Muñoz’s sculptures have been compared to the figurative works of Alberto Giacometti (1901–1966), an artist whom he admired. Stripped of all but essential human features (see, for example, Man Pointing 1947, Tate N05939), Giacometti’s figures are anonymous, and engagement with the spectator is necessarily indirect and ambiguous, creating a parallel, albeit it through different means, with the younger artist’s work. Muñoz commented: ‘Some of the best figurative sculptures seem to be aware of the impossibility of looking alive and aware of the boundaries of the territory they occupy.
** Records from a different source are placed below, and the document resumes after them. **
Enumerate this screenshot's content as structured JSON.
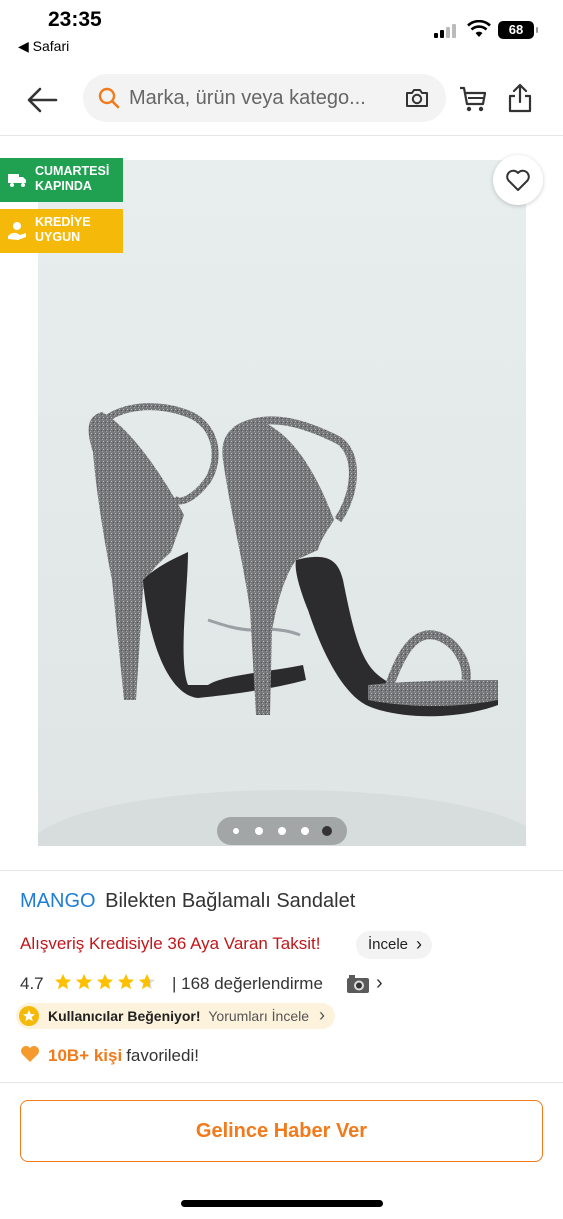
{
  "status_bar": {
    "time": "23:35",
    "back_app": "◀ Safari",
    "battery": "68"
  },
  "nav": {
    "search_placeholder": "Marka, ürün veya katego..."
  },
  "badges": {
    "delivery": "CUMARTESİ\nKAPINDA",
    "credit": "KREDİYE\nUYGUN",
    "delivery_color": "#1fa151",
    "credit_color": "#f5b90a"
  },
  "gallery": {
    "total_images": 5,
    "active_index": 5
  },
  "product": {
    "brand": "MANGO",
    "name": "Bilekten Bağlamalı Sandalet",
    "promo": "Alışveriş Kredisiyle 36 Aya Varan Taksit!",
    "promo_link": "İncele",
    "rating": "4.7",
    "rating_value": 4.7,
    "review_count": "| 168 değerlendirme",
    "liked_label": "Kullanıcılar Beğeniyor!",
    "liked_link": "Yorumları İncele",
    "fav_count": "10B+ kişi",
    "fav_text": "favoriledi!"
  },
  "cta": {
    "label": "Gelince Haber Ver"
  },
  "colors": {
    "brand_blue": "#1f7ed3",
    "accent_orange": "#f27a1a",
    "promo_red": "#c0171b"
  }
}
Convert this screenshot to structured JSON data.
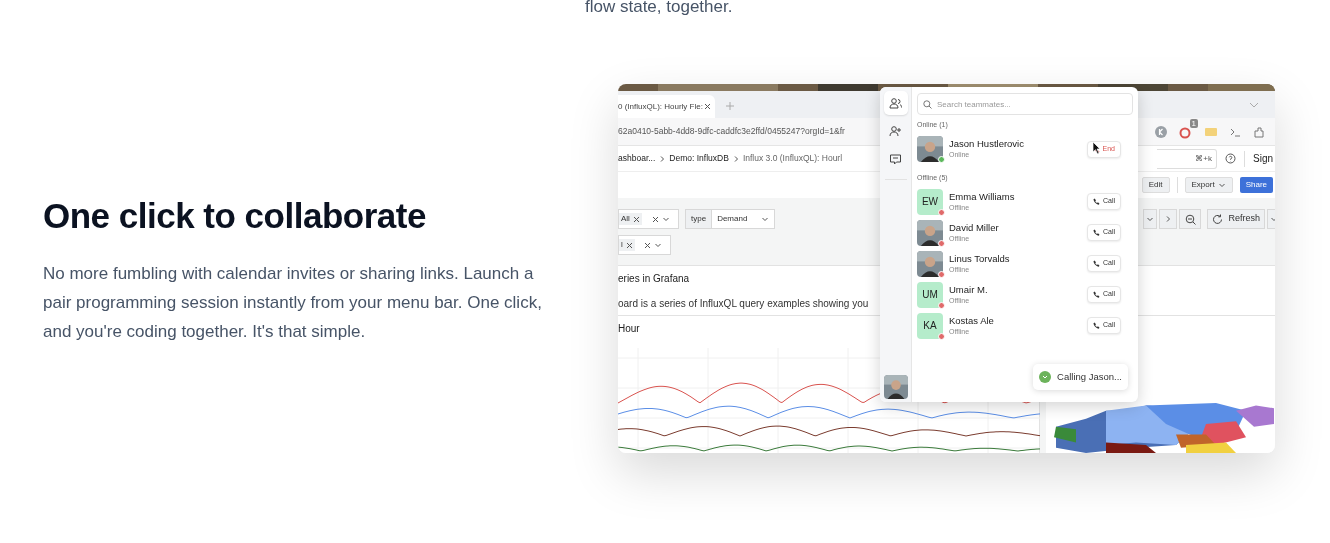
{
  "intro_tail": "flow state, together.",
  "section": {
    "title": "One click to collaborate",
    "body": "No more fumbling with calendar invites or sharing links. Launch a pair programming session instantly from your menu bar. One click, and you're coding together. It's that simple."
  },
  "screenshot": {
    "browser": {
      "tab": "0 (InfluxQL): Hourly Fle:",
      "url": "62a0410-5abb-4dd8-9dfc-caddfc3e2ffd/0455247?orgId=1&fr",
      "extension_badge": "1"
    },
    "grafana": {
      "breadcrumbs": [
        "ashboar...",
        "Demo: InfluxDB",
        "Influx 3.0 (InfluxQL): Hourl"
      ],
      "search_shortcut": "⌘+k",
      "sign_in": "Sign",
      "actions": [
        {
          "label": "Edit",
          "kind": "plain"
        },
        {
          "label": "Export",
          "kind": "menu"
        },
        {
          "label": "Share",
          "kind": "primary"
        }
      ],
      "variables": [
        {
          "kind": "chip",
          "chip": "All"
        },
        {
          "kind": "labelled",
          "label": "type",
          "value": "Demand"
        },
        {
          "kind": "chip",
          "chip": "l"
        }
      ],
      "refresh": "Refresh",
      "text_panel": {
        "title": "eries in Grafana",
        "body": "oard is a series of InfluxQL query examples showing you"
      },
      "chart_panel": {
        "title": "Hour"
      }
    },
    "teammates": {
      "rail": [
        {
          "kind": "people",
          "selected": true
        },
        {
          "kind": "add",
          "selected": false
        },
        {
          "kind": "chat",
          "selected": false
        }
      ],
      "search": {
        "placeholder": "Search teammates..."
      },
      "groups": [
        {
          "title": "Online (1)",
          "members": [
            {
              "name": "Jason Hustlerovic",
              "status": "Online",
              "color": "#5cb85c",
              "button": {
                "kind": "end",
                "label": "End"
              }
            }
          ]
        },
        {
          "title": "Offline (5)",
          "members": [
            {
              "name": "Emma Williams",
              "status": "Offline",
              "color": "#e06a6a",
              "kind": "initials",
              "initials": "EW",
              "button": {
                "kind": "call",
                "label": "Call"
              }
            },
            {
              "name": "David Miller",
              "status": "Offline",
              "color": "#e06a6a",
              "button": {
                "kind": "call",
                "label": "Call"
              }
            },
            {
              "name": "Linus Torvalds",
              "status": "Offline",
              "color": "#e06a6a",
              "button": {
                "kind": "call",
                "label": "Call"
              }
            },
            {
              "name": "Umair M.",
              "status": "Offline",
              "color": "#e06a6a",
              "kind": "initials",
              "initials": "UM",
              "button": {
                "kind": "call",
                "label": "Call"
              }
            },
            {
              "name": "Kostas Ale",
              "status": "Offline",
              "color": "#e06a6a",
              "kind": "initials",
              "initials": "KA",
              "button": {
                "kind": "call",
                "label": "Call"
              }
            }
          ]
        }
      ],
      "toast": "Calling Jason..."
    }
  }
}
The most successful ones are the ones that state those limits, the space between being just a sculpture and the man walking in the street. Not for a split second can you confuse one with the other ... [Giacometti’s walking figure] will be forever wanting to walk and never be able to make the next step forward.’ (Quoted in Juan Muñoz: Monólogos y Diálogos, p.159.)
Dwarf with a Box is concerned, then, with mysterious and ambiguous relationships: the encounter between the figure and the audience, which is designed to unsettle the spectator, and between the figure and the box he holds, the significance of which is not explained.
Further reading:
Juan Muñoz: Monólogos y Diálogos, exhibition catalogue, Museo Nacional Centro de Arte Reina Sofia, Madrid, 1996.
Possible Worlds: Sculpture from Europe, exhibition catalogue, Institute of Contemporary Arts, London, and Serpentine Gallery, London, 1990, pp.58-61, reproduced p.64.
Sheena Wagstaff, ed., Juan Muñoz: A Retrospective, exhibition catalogue, Tate, London, 2008, reproduced p.24 in colour.